You will face hacking attempts this year – The probability is 68% for large companies and 38% for tiny ones.
Would you bet your business against those odds?
The screenshot above from Statista.com is based on a 2017 survey by the UK Office for National Statistics.
According to Sian John, senior cybersecurity strategist at Symantec, recovering from the reputation hit of a data security breach can take a year, and many small companies lack the capital to survive that year.
You can’t hide a breach: Legally and morally you are obliged to tell customers about their data being lost. How good is that going to look?
Protecting yourself from hackers is an investment you must make to keep your business alive.
Personnel Security Issues
The weakest points in your security are the people you employ.
Whatever security systems you have in place, some employees will always find a workaround that negates them. You can reduce the likelihood of staff-assisted security breaches if you inculcate a culture of security in every part of your company and every aspect of its data handling.
Every person on your payroll must be on-board with the need for security. However, you will still need checks and systems in place that cannot be subverted.
Encourage people to tell you when they find a way around your security by offering cash rewards. Encourage whistle-blowing and make security subversion a sacking offence.
Stress to employees that data security is a shared responsibility; that you can put precautions in place, but that minimising breaches comes down to everyone working together.
Security training mainly comes down to common sense. Once employees realise that 59% of data breaches come from employee actions, they will hopefully be happy to follow a few basic rules:
- No device sharing
- No password sharing
- Never leaving mobiles in a car
- Never using USB pen drives or SD cards to move or store data
Company Policy Security issues
Training staff in data security is part of establishing a culture of security. Employees need to know what constitutes a breach, and who to report violations to when they do occur.
A monitored alarm system will reduce the time any burglar has in your offices to steal passwords that employees have left in their drawers or under their computer keyboards.
Employees will still make notes of passwords even after you have made it clear they risk the dole by doing so.
Forget ‘Bring Your Own Device’. You cannot afford the risk of someone’s personal phone or tablet being hacked over a wifi network, nor of the device being lost or stolen.
When you own devices and lend them to employees, you can install security apps and remove an employee’s ability to connect personal software that could provide a hacker with a pathway to corporate data.

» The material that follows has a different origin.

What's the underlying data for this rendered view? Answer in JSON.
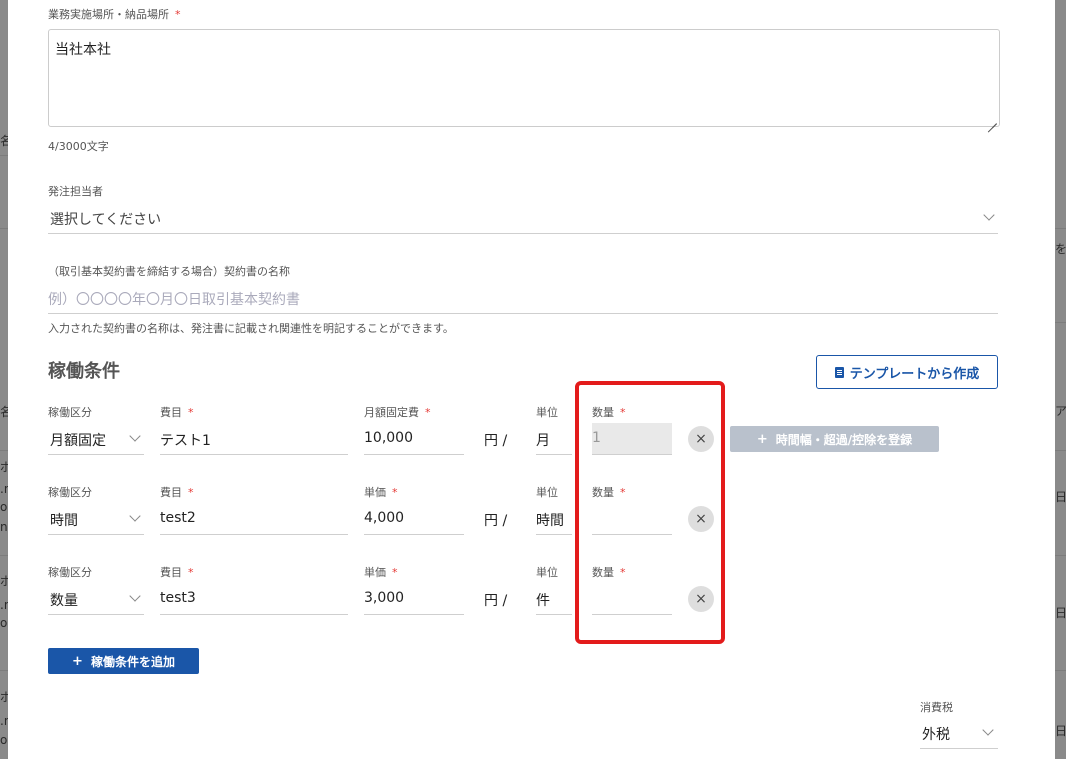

The only secure place to store data is in an encrypted form in the Cloud, protected by secure passwords. Data should never be stored, even temporarily, on mobile devices or local servers because these can all be stolen or mislaid.
This TechandTrends article explores Cloud security in more detail.
Test Your Business Security
It is easy to become complacent, especially if you have just beefed up your data security. Offering rewards to employees who find system weaknesses makes a good start, but the only way to total confidence is to pay a third party penetration testing company to try to hack your business.
The screenshot above from Bulletproof, a UK penetration testing company, gives you an idea of the kind of services that are available.
The screenshot below of the 2014 government cybersecurity breaches report shows what the cost could be. Double this for an approximation to current costs of breaches.
The cost of pen testing is substantial, but compared to the losses arising from being hacked, it fades into insignificance.
Data Disaster Recovery Plan
Plan for the worst. When disaster strikes, it won’t be a minor breach at 10am on a Tuesday morning but a catastrophic data loss at 3am on Christmas Day.
Is your Cloud data backed up? When did you last check all local hard drives for sensitive data? Do your salespeople keep notes of contacts’ phone numbers on their phones? Do you have a plan in place to handle press calls and to deal with social media criticism?
Murphy’s Law states that if something can go wrong, it will go wrong. That is the best way to secure your clients’ data. Encourage everyone in your company to look for ways around your security and pay a penetration testing company to try to hack you.